"As surely as there is a voyage away, there is a journey home."
-Jack Kornfield

05 June 2011

Maputo, Mozambique

June 4, 2011, Maputo, Mozambique

It hit has soon as we crossed the border, after the quick and efficient South African immigration (yes, you may leave, we will make this quite easy) and their bizarro-negatives, the Mozambique National Immigration Department (I made that up but it sounds kinda official). I was fortunate enough to skip the line to get into Moz, as I was one of 10, 328 people there in line who had to pay for his visa, courtesy of coming from that great pariah America which just loves to screw all other countries on visa fees, which, in turn, love to turn around and screw ME, but what a line it was....a true Africa border crossing. Pushing, shoving, armed guards barking, ladies with babies strapped to their backs, the whole nine yards. It felt great to be back in the developing world. South Africa, for all its dirt, was way too clean, neat and orderly for me.

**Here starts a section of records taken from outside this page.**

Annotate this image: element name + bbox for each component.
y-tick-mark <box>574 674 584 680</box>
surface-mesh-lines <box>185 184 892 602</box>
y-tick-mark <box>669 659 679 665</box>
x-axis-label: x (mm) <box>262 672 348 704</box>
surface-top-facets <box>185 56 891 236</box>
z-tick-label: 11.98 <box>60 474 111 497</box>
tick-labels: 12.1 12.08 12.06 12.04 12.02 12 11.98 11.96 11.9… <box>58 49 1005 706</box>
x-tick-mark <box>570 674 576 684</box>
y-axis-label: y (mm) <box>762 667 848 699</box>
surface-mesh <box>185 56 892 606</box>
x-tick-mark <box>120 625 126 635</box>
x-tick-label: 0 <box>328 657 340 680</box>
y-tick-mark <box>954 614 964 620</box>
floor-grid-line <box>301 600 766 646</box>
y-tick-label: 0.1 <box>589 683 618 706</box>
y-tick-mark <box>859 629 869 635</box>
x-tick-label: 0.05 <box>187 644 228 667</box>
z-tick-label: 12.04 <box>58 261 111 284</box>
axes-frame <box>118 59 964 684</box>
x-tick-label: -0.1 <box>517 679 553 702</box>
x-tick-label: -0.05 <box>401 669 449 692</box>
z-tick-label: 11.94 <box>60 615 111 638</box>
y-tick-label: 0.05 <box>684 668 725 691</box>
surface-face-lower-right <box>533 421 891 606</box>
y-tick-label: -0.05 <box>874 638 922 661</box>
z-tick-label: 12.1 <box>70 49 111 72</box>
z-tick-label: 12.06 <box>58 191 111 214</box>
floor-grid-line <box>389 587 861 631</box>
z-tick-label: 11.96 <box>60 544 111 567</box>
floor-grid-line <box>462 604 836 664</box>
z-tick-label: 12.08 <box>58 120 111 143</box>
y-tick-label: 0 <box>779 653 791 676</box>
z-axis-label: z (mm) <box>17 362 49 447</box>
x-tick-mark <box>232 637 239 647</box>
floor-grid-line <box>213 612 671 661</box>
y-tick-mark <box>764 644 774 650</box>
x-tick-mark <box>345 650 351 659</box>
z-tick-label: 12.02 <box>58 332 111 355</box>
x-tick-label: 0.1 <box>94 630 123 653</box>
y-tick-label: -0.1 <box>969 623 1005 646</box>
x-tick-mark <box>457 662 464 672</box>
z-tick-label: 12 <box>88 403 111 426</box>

I breathed in a deep lungfull of the Mozambique air and smiles over the sea of humanity, as the hapless immigration official tried to figure out how to work his fingerprint machine by asking me over and over to rub my thumbs on my forehead. I was fortunate enough to not have exact change, and be faced with a country demanding exact change in their visa payments; all this at 6:30 in the morning, after a night filled in a cramped bus seat with perhaps 2 hours of sleep. Amazingly I survived, was not abandoned at the border post by the bus with all my things packed away into its storage, and was peering out the windows at the marvelously different scope of humanity that soon greeted.
It feels great to be back in Africa. The roughness. The crudeness. The smiles. The Warmth. The cheap street food. The pulsing sidewalks. The arbitrary police. The amazing central market. TIA. This is Africa. This is everything that I so missed in South Africa, a more “developed” nation, but a place without a tenth of the soul of one city block of Maputo, its crumbling buildings, statues, and communist revolution named streets (how about a Lenin Ave and a Mao Street for you right wingers??? Love it.
The slow, tropical, languid pace, the brilliant colors of the setting sun over the harbor, the Portuguese bakeries and their amazing bread loaves. I've found what I came for. And so happy I finally made it to Mozambique.